我准备了一个带有两个并联泵的示例案例,这些泵必须向系统提供目标总流量(vTotal)。一个泵是一个变频泵,输出与指令频率(fPump1)成比例的流量(v1),它可以在0和fMax之间变化。另一台泵是定速泵,每当它运行时输出一个固定的流量(v2IfRunning),当它没有运行时输出零流量。
目标是解决正在运行的泵的数量和变速泵频率。变速泵始终在运行,而定速泵仅在变速泵需要以大于fMax的频率运行时使用。我的示例代码如下:
model TwoPumpCode
// Pump 1
Modelica.SIunits.Frequency fPump1 "pump 1 frequency";
Modelica.SIunits.Frequency fMax = 50 "maximum frequency";
Modelica.SIunits.VolumeFlowRate v1;
// Pump 2
// Boolean runPump2(start=false) "true if pump 2 should run";
Modelica.SIunits.VolumeFlowRate v2IfRunning = 30;
Modelica.SIunits.VolumeFlowRate v2
"actual flow through pump 2";
Integer nPumpsRunning(start = 1) "number of pumps running";
// Total flow
Modelica.SIunits.VolumeFlowRate vTotal = 70;
equation
// Calculate the flow through pump 1 as a function of frequency
v1 = fPump1;
// Calculate the flow through pump 2 based upon running state
if fPump1 > fMax then
nPumpsRunning = 2;
v2 = v2IfRunning;
else
nPumpsRunning = 1;
v2 = 0;
end if;
// Calculate the total flow
vTotal = v1 + v2;
end TwoPumpCode;
同样,这是一个稳态模型。我已经尝试过使用if,when,reinit,用于pumpRunning状态的布尔变量,运行泵数量的整数变量等等,我仍然无法得到稳态解决方案来解决。
任何建议都将不胜感激。
谢谢, 贾斯汀
答案 0 :(得分:1)
我现在明白了。问题是我们需要分离变量。
model TwoPumpCode
Modelica.SIunits.VolumeFlowRate vTotal = 70-40*time;
model TwoPumpSimple
// Pump 1
Modelica.SIunits.Frequency fPump1 "pump 1 frequency";
Modelica.SIunits.Frequency fMax = 50 "maximum frequency";
Modelica.SIunits.VolumeFlowRate v1;
// Pump 2
// Boolean runPump2(start=false) "true if pump 2 should run";
Modelica.SIunits.VolumeFlowRate v2IfRunning = 30;
Modelica.SIunits.VolumeFlowRate v2
"actual flow through pump 2";
Integer nPumpsRunning(start = 1) "number of pumps running";
// Total flow
input Modelica.SIunits.VolumeFlowRate vTotal;
input Boolean activeSecond;
equation
// Calculate the flow through pump 1 as a function of frequency
v1 = fPump1;
// Calculate the flow through pump 2 based upon running state
if activeSecond then
nPumpsRunning = 2;
v2 = v2IfRunning;
else
nPumpsRunning = 1;
v2 = 0;
end if;
// Calculate the total flow
vTotal = v1 + v2;
end TwoPumpSimple;
//TwoPumpSimple first(vTotal=vTotal,activeSecond=first.fPump1>first.fMax);
TwoPumpSimple first(vTotal=vTotal,activeSecond=false);
TwoPumpSimple second(vTotal=vTotal,activeSecond=first.fPump1>first.fMax);
end TwoPumpCode;
超出评论的行与第一个解决方案相同,并将其更改为离散问题 - 但该问题有时缺乏解决方案。

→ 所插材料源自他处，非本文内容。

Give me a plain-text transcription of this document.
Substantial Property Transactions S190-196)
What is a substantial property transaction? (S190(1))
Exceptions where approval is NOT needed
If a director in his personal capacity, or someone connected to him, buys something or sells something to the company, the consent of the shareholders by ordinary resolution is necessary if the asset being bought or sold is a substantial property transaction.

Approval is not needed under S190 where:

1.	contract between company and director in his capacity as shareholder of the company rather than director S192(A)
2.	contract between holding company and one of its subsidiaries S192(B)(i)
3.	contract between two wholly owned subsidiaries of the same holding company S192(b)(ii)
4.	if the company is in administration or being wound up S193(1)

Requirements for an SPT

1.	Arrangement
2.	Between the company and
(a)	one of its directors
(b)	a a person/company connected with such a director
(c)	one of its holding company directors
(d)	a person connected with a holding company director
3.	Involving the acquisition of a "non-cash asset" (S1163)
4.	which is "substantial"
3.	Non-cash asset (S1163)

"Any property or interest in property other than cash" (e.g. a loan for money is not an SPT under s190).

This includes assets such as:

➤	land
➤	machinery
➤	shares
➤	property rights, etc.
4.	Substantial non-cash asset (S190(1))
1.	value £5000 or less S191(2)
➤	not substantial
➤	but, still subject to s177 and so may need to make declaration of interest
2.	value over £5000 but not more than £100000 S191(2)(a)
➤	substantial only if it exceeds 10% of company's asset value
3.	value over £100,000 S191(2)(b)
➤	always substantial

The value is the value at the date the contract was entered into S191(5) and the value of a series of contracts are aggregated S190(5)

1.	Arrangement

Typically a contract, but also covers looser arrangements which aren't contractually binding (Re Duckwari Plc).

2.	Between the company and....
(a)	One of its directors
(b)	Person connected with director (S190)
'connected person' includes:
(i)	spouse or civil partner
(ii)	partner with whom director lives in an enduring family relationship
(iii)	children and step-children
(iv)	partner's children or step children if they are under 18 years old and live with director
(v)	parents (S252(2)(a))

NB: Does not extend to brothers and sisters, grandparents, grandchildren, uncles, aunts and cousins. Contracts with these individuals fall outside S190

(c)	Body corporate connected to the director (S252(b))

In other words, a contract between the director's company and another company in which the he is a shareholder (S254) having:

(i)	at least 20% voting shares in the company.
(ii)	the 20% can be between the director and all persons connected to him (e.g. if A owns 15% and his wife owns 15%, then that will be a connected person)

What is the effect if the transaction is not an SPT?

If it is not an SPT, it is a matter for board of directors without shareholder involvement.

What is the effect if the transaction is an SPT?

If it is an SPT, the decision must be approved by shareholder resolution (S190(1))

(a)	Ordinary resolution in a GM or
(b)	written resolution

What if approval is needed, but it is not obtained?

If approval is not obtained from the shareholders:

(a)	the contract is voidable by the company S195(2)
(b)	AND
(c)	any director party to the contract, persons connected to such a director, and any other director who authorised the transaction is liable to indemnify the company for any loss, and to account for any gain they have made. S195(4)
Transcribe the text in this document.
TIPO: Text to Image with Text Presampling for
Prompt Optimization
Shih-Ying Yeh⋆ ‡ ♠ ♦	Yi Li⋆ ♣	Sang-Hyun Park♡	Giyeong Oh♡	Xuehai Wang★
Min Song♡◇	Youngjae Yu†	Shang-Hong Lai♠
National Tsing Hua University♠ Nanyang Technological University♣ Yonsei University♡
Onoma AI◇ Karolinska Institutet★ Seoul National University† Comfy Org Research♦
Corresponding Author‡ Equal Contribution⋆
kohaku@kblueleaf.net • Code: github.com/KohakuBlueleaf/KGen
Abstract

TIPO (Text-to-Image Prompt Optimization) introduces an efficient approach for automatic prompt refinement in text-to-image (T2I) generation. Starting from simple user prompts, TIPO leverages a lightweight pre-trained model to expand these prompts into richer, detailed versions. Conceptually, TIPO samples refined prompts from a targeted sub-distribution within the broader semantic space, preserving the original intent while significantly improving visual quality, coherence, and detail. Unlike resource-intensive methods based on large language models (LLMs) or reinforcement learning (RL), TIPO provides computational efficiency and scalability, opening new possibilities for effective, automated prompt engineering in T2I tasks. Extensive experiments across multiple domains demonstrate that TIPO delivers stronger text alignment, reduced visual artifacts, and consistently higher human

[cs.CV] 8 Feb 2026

新版本执行以下操作: 1没有第二台泵需要多高的频率?
2我们应该激活第二台泵吗?
3计算新频率 - 基于此。
在决定中添加一些滞后将产生类似的效果。
答案 1 :(得分:1)
根据matth的反馈,我能够使用基于Modelica.Blocks.Logical.OnOffController的示例的pre()运算符。功能代码如下所示,以供参考。
model TwoPumpCode_matth
// Pump 1
Modelica.SIunits.Frequency fPump1 "pump 1 frequency";
Modelica.SIunits.Frequency fMax = 50 "maximum frequency";
Modelica.SIunits.VolumeFlowRate v1;
// Pump 2
parameter Boolean runPump2InitialValue = false;
Boolean runPump2(start=runPump2InitialValue) "true if pump 2 should run";
Modelica.SIunits.VolumeFlowRate v2IfRunning = 30;
Modelica.SIunits.VolumeFlowRate v2 "actual flow through pump 2";
// Total flow
Modelica.SIunits.VolumeFlowRate vTotal = 70;
initial equation
pre(runPump2) = runPump2InitialValue;
equation
// Calculate the flow through pump 1 as a function of frequency
v1 = fPump1;
// Calculate the flow through pump 2 based upon running state
runPump2 = pre(runPump2) or (fPump1 > fMax);
if runPump2 then
v2 = v2IfRunning;
else
v2 = 0;
end if;
// Calculate the total flow
vTotal = v1 + v2;
end TwoPumpCode_matth;